Coffee will be served at 10:30 am in AUST 326.

## Nitis Mukhopadhyay; University of Connecticut

### Walking on a Thin Bridge Linking Teaching- Research-Teaching Excites and Rewards Me

#### November 30, 2016

A link between teaching and research excites me. My recent research on statistical inference, linear models, and applied probability has often originated from teaching. In this presentation, I will highlight some of those encounters. As time permits, I will touch upon selected topics involving covariance, correlation, independence, Student’s t-distribution, multivariate (non-) normality, sufficiency, information, and ancillarity.

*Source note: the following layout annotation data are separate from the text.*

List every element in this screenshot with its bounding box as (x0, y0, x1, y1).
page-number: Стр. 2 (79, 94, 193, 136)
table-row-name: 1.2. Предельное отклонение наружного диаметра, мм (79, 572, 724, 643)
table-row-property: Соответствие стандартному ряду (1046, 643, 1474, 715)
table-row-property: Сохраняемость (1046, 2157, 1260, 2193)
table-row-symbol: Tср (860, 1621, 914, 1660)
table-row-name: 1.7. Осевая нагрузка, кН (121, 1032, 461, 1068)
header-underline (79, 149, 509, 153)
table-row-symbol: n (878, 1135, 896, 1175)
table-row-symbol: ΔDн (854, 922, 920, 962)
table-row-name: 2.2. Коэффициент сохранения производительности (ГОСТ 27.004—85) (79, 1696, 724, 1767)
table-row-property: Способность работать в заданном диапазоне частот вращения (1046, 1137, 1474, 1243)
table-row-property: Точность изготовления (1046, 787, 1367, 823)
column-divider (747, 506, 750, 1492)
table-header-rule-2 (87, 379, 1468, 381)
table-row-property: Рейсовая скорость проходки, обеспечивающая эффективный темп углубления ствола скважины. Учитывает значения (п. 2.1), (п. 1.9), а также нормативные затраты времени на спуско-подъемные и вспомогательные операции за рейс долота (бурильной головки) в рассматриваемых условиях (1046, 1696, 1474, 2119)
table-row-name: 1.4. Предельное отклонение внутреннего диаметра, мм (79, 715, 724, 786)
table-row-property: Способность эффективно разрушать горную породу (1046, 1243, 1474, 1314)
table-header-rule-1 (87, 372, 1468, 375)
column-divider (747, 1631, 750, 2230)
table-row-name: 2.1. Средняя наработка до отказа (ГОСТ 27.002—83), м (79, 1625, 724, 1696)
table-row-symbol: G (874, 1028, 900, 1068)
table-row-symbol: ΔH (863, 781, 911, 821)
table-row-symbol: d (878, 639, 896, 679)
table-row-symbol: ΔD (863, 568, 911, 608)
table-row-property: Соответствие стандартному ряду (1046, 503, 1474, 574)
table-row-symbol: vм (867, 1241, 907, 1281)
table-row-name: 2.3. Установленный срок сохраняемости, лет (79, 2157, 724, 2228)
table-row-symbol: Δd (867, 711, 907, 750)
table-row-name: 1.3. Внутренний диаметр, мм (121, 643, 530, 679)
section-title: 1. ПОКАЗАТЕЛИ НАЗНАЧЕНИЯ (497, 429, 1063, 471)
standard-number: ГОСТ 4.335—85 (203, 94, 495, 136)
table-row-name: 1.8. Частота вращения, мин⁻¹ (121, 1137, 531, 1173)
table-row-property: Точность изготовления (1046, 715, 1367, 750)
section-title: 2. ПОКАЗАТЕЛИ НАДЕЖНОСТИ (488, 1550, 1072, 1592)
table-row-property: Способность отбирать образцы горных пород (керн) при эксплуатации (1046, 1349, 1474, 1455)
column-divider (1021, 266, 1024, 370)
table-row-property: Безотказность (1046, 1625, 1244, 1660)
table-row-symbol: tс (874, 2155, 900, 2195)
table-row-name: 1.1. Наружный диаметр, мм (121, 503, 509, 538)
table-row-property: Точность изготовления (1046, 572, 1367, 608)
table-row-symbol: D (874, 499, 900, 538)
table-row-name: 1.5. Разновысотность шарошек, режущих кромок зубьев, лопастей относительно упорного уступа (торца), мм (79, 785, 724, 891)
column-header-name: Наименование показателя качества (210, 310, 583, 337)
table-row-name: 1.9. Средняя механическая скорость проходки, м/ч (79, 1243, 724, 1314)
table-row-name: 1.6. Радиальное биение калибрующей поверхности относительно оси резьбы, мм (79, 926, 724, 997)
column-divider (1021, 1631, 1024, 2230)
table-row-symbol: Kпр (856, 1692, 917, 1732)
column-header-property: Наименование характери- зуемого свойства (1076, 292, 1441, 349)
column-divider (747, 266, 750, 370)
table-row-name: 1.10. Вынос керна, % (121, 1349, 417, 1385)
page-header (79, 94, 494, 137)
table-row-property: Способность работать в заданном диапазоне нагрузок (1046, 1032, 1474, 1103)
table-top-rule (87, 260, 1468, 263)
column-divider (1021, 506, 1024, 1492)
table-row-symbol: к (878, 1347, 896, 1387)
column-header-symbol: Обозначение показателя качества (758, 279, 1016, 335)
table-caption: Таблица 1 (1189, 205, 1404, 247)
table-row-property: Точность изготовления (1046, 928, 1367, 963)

## Jim Booth; Cornell University

### Table counting and exact conditional inference for contingency tables

#### December 7, 2016

I will review exact conditional inference in the context of loglinear models for contingency tables. The feasibility of exact inference often depends on the ability to enumerate a reference set determined by sufficient statistics which impose linear constraints on the contingency table counts. A double-saddlepoint approximation is proposed for determining the number tables with counts satisfying these linear constraints. Computation of the approximation involves fitting a generalized linear model for geometric responses which can be accomplished almost instantaneously using the iterated weighted least squares algorithm. The approximation is far superior to other analytical approximations that have been proposed, and is shown to be highly accurate in a range of examples, including some for which analytical approximations were previously unavailable. A similar approximation is proposed for tables consisting of only zeros and ones based on a logistic regression model. A higher order adjustment to the basic double saddlepoint further improves the accuracy of the approximation in almost all cases.